“People who are too earnest bug me,” wrote an acquaintance on her Facebook wall. This is one of those statements that make your brain do a double-take. Earnestness is a garment we cover ourselves with as soon as we leave our homes – without it we would be naked, is what I replied. I like being naked, she said.
It’s a fact. Everyone you meet is so overwhelmingly earnest. I am as earnest as the best of them. My daughter, a ruthless observer of my every move, tells me that when I meet people my eyebrows seem permanently stuck way up on my forehead. That’s the sign of earnestness, raised eyebrows and wide open eyes. I do it; you do it; we all do it. And once you are aware of it, it will never cease to amuse you.
I love listening in on conversations. Here, allow me point out that there is a difference between listening-in and eavesdropping. An eavesdropper seeking entertainment and hot gossip will hide and listen to two people who think they are being discreet. A listener is someone who listens openly to two or more people talking in audible voices in public places.
It never fails to entertain. Take any civil conversation between two acquaintances or strangers. Both seek to impress the other with the uprightness of their character, the breadth of each one’s mind and the purity of each one’s heart. They form a bubble of goodness fed with more and more froth as they pontificate on their personal soap boxes.
The thing is, being in the newspaper line, one hears awful stories about people. One is aware of the king-sized warts underneath that garment of earnestness. The thicker the garment of earnestness - the bigger the warts.
Goa is a very small place and everyone knows everyone else. You see someone retired from the health department who made a fortune stealing microscopes and selling them, standing up at a public meeting and denouncing the corruption of our elected reps and bureaucrats. Someone else jumped up to do his bit of denouncing and you remember that he was under investigation for embezzling funds from the bank he worked at. You see many people around the two loud upright citizens, smirking just like you, and you know that a number of other people are aware of the comedy of the moment.

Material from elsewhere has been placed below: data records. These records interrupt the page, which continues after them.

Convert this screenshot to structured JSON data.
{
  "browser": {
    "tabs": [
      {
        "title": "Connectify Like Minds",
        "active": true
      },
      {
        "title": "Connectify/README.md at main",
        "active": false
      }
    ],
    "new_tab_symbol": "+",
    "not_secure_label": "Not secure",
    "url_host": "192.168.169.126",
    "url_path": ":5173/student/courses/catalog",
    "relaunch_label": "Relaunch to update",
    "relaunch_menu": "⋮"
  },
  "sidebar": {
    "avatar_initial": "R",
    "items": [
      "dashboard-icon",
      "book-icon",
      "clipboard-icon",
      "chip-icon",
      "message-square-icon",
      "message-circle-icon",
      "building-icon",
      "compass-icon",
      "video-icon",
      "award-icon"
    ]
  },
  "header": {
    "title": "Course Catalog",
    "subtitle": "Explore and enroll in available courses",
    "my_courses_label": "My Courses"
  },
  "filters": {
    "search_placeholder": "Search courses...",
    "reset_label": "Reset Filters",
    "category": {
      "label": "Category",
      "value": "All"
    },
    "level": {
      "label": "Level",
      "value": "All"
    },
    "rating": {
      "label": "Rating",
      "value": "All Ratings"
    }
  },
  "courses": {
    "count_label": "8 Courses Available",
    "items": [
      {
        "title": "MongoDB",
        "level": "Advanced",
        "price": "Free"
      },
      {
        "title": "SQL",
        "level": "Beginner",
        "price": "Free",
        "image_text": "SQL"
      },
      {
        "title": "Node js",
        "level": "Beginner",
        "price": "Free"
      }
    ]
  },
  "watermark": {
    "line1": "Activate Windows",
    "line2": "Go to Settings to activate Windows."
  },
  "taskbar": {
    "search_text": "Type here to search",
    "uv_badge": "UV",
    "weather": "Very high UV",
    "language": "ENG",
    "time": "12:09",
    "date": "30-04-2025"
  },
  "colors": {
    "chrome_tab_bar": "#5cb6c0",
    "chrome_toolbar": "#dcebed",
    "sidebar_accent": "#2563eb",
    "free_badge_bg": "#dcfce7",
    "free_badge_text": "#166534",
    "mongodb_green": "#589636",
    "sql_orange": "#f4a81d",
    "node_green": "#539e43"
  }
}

I am considering shedding the earnestness. What would happen I wonder if I went out and told the people I met that I was a liar and a cheat and that given half a chance would sell my grandmother down the river? I don’t have a grandmother, but you get the general idea ...? Just think of the situation we would find ourselves in if we told the truth. It would make for truly riveting conversation. Especially since telling the truth about ourselves would be received enthusiastically by the other person.
An even more interesting situation would be this: what would happen if we told the people we met that they were liars and cheats and that given half a chance would sell their grandmothers down the river?
I tell you solemnly, there would be civil war.
Thanks to my Facebook pal who must have had it till her raised eyebrows with earnest people unburdening their souls to her, I cannot help smiling when I listen to earnestness. Especially when it comes from the biggest blackguards in the state. The smile makes the earnest one bloom and then the earnestness is cranked up to really lay it on thick. It is all one can do to stop from laughing out loud. As entertainment goes, this is ranked pretty high on a scale of one to 10.
We all have feet of clay, which is why poor old Tiger Woods has to hide in the undergrowth. His garment of earnestness that he cultivated so well for so long, hid his feet of clay and when he crashed down, it disappeared when the knives of the moral brigade came out. Like I said, we all have feet of clay and given the same circumstances, who’s to say we would not go and do the exact same thing that this ace golfer, rich beyond belief, did.